There is a principle that's taught in business school - one satisfied customer can yield up to 10 more customers in less time than you could build them one by one, all by yourself. Let's explore the "Why":
There are 5 stages to building a satisfied customer. They range from some one having no-awareness of your business to having a full blown evangelist that sings your praises from the roof tops. If Branding is done correctly, you'll only have to go through the initial stages of marketing once or twice to build the initial base of satisfied customers.

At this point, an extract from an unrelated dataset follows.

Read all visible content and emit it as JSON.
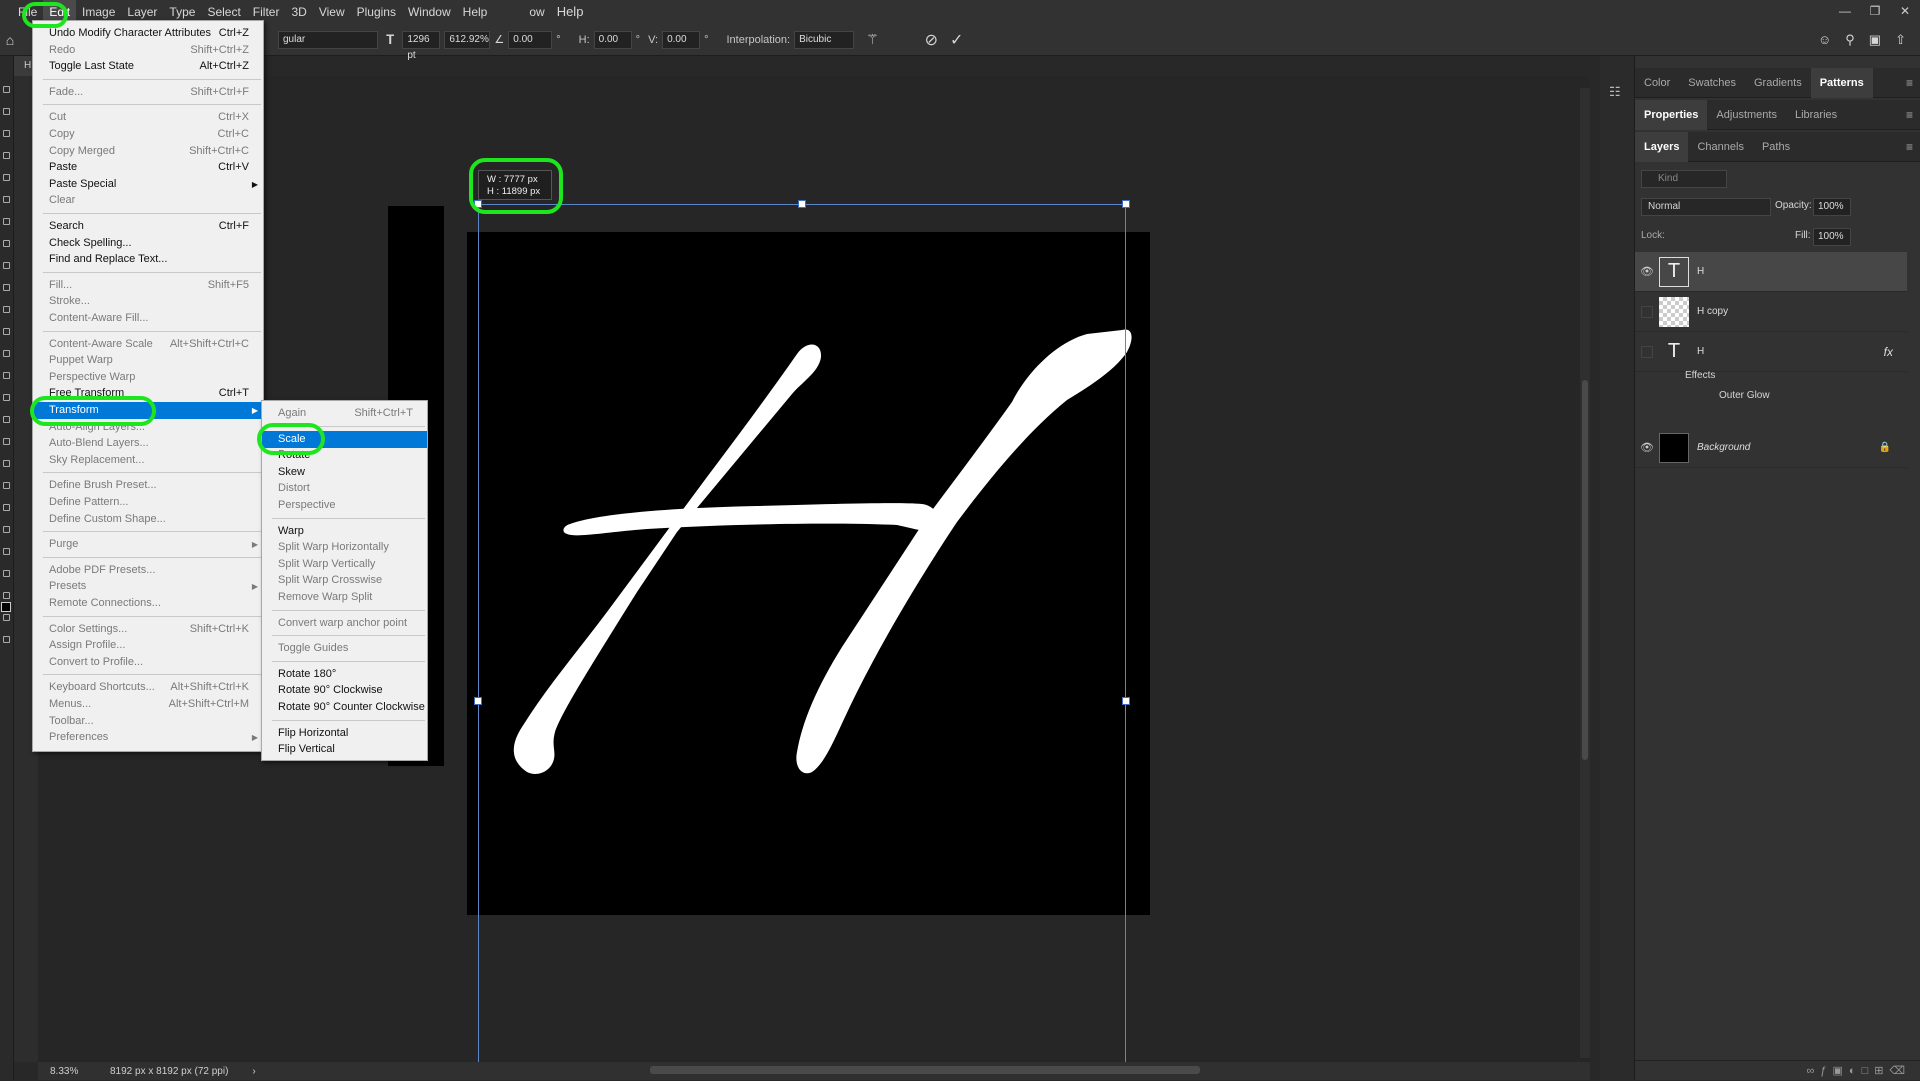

This is a foundational principal behind Straight Line Marketing. It helps ensure that you have the strategies necessary to take a potential customer through each stage of the customer satisfaction/buying process.
#1 Awareness:
People MUST be aware of your product/service category, your business and its capability. They buy from you if they don't know you exist. It takes seeing something 7 times seeing or hearing something before the majority of humans will remember it. You must put your company out there it ways that the public will see or hear of you often and repetitively. That's not an opinion, it's science. However, if you accomplish this, many potential targets may still be largely indifferent as they may not see a need for your product or service.
#2 Interest:
Something happens in a potential customer's life or business for them to move from the awareness phase to the interest phase. You must have raised their interest proactively. To raise their interest, you have to push their buttons... to do that efficiently, you must know them. To recap - a potential customers cannot get to the interest phase if you haven't raised awareness of your brand and/or offering and when doing that, you have to raise their interest by targeting your message to their lifestyle, preferences, needs, etc. This is the point of a process where we would qualify a target as a warm lead and nurture them carefully to build their interest into hungry desire.
#3 Desire:
This is the hottest and most volatile point of the marketing and sales process - if you can take a customer through this journey and then identify when they have clearly made it into the "desire" phase of the sales process, then all you have to do is close the deal. But be warned, at this point you have done all of the hard work to build a client's awareness and interest in your product or service BUT if your product or service is not desireable enough (or your competiton is more convincing at this point) then you will lose the sale to someone else and all your effort will be wasted. You must be able to deliver on what you've promised in the first two stages.
#4 Action:
This is the point of the sales process where a customer parts with their money. At this point the decision has already made. Here's a good example of this stage in action: you've heard how men don't "window shop" - - well, when men, traditionally, go into a store, they already know what they are going to buy and how much they are willing to pay for it. If you have built awareness of your top-notch product or service and managed to hold on throughout the process constantly nurturing your lead with care, I would hope that you would be closing your sale here. The trick here is to make this stage of the process as easy as possible. You already have them, don't lose them.
#5 SATISFACTION:
Now this part is most important, once you've gotten a customer through to this point, from a marketing stand point. The reason businesses strive for satisfied customers and not just paying customers is that a satisfied customer is more likely to take the initial step of raising awareness out of your equation for the next round of customers. A satisfied customer will sits around with their connections and makes a recommendation to their peer at a time when their peer is interested and has a need thereby cutting the time investment of the first three stages down substantially. Meaning that they can multiple customers quicker than the natural cycle starting with stage #1.
The sales cycle is intrinsic to every business. You won't invest in marketing and be rewarded overnight, but if you understand the process you are investing in, it can be a much more rewarding journey, as you wont be tempted to give up half way there. Know that it takes time because you are having to lead potential customers on this journey. But if you are proactive and use a proven process like Straight Line Marketing, you can be assured that it will be the quickest that it can be, the most efficient, and the most effective because you are investing in doing it the right way.... scientifically.